Virtual Participation
New facets to virtual participation. More experiences with people in a physical space and in a virtual space collaborating together.
Eric Morgan
With regard to scholarly publishing, it is no longer just about the article anymore. It’s about the data that supports the article. How are we going to collect and provide access to that data, and maintain it for a long period of time.
Mobile devices
Mobile devices will become more the norm. As libraries, how are we going to get our content onto these small screen.
Web APIs. these are the pieces that fuel web 2.0. This is a way to get your stuff out there.
It’s increasingly important to make sure that library websites have bling. People really do judge books by their covers. Libraries need more expertise when I comes to graphic design. We might know how to organize information bibliographically, but when it comes to organizing it visually, we stink.
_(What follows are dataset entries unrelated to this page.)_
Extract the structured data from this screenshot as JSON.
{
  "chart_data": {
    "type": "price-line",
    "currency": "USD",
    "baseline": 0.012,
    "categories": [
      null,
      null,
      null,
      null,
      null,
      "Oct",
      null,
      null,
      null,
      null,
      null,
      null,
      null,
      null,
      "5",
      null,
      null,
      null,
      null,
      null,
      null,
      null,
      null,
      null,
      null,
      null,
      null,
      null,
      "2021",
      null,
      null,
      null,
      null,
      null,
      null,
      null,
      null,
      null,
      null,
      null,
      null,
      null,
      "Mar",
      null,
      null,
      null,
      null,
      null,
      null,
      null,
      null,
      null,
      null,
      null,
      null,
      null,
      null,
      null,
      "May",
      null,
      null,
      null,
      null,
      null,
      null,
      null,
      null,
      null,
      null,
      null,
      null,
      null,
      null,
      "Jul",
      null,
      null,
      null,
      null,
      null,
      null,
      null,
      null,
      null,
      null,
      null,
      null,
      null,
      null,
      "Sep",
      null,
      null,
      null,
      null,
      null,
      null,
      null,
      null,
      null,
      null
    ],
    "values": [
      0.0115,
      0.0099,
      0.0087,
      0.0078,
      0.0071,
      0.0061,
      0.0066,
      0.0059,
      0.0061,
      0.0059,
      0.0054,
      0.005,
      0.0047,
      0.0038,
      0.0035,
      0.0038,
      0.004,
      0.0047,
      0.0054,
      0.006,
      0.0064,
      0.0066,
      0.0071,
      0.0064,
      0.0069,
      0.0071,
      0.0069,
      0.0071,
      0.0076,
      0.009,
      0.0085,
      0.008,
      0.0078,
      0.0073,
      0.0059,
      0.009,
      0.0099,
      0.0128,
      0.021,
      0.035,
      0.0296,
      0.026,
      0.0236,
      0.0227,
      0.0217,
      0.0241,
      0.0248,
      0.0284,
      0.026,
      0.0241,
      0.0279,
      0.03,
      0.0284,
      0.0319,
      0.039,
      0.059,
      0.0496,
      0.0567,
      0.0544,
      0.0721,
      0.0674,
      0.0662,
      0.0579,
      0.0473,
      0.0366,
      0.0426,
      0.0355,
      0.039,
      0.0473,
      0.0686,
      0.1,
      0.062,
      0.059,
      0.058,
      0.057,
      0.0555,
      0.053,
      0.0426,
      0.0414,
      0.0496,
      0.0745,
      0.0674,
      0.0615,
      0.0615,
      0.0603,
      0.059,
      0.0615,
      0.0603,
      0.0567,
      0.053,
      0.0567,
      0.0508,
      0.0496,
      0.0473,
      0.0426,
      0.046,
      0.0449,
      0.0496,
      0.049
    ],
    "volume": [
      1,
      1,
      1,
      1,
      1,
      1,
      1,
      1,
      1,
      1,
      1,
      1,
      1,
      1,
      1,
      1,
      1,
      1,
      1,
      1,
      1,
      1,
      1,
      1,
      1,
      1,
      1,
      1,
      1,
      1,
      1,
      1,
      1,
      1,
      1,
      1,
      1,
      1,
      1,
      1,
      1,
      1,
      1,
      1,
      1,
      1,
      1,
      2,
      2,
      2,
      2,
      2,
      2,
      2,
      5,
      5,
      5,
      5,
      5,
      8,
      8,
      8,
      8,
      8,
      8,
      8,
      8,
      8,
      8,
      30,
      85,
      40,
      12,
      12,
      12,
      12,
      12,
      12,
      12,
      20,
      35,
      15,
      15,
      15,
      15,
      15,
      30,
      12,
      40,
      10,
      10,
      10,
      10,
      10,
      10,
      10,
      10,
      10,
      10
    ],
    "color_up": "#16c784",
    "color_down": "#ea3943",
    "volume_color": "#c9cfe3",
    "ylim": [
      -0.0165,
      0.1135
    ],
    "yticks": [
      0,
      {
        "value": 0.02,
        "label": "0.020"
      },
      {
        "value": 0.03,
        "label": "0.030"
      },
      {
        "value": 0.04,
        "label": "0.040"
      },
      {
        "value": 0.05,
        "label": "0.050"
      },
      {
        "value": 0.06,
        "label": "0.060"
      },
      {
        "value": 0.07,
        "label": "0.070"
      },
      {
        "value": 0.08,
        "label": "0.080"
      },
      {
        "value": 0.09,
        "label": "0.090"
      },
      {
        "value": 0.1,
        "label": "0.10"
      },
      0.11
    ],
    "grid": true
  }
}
Next-gen library catalogs/discovery systems
All of these next-generation type things are essentially indexes with services running against the index.
The next challenge for libraries is letting patrons use the content that they find. Finding content is not the problem. As libraries we can allow patrons to use the content in a different sort of way. The next gen catalog is a tool to do others things that are exemplified by action verbs: tag it, review it, annotate it, compare and contrast.
Libraries always serve a community: business, university, city, government. Your library will be able to provide services against your content better than Google can.
Karen Coyle
I want to be able to walk into the stacks and do catalog searches with handheld devices. The fact that when I’m in the library and have less access to resources than when I’m sitting at my desk at home is ridiculous.
What my job often is these days is that I’m paid to write reports you couldn’t pay me to read.
“The future of bibliographic control will be highly collaborative, decentralized, international in scope, and web-based. It will take place in cooperation with the private sector and users will be among the new partners who collaborate with libraries. Data will be gathered from multiple sources. ”
Paraphrase of the opening section of the Library of Congress Working Group on the Future of Bibliographic Control.
http://www.loc.gov/bibliographic-future/news/lcwg-report-draft-11-30-07-final.pdf
The future of bibliographic control will not have control. It is not going to be a controlled future. It will be a gigantic mash-up. My fear right now is that if we don’t make some extreme changes, it will not involve libraries. Other people will be doing it, we won’t. And we won’t because it is going to be about linking, it is going to be about everyone having access to the data. The data has to be unencumbered and anyone can use it in any way they want. Right now it is easier to get bibliographic data from Amazon and from the publishers than it is from libraries. So if we don’t really get on the ball, the future of bibliographic control is not even going to involve us. There are a lot of things that we have to give up in order to allow this future to include us, one of them being that it no longer matters if the data/records we create for bibliographic data are the same.
Need to be able to offer the users the option to see other items that are similar.
The increase of user to user interaction.
More and more the institution is not going to be the focus of the interaction. As users can connect and interact with each other, that will be their choice. Libraries have to make sure that their content is available and accessible while users are interacting with one another.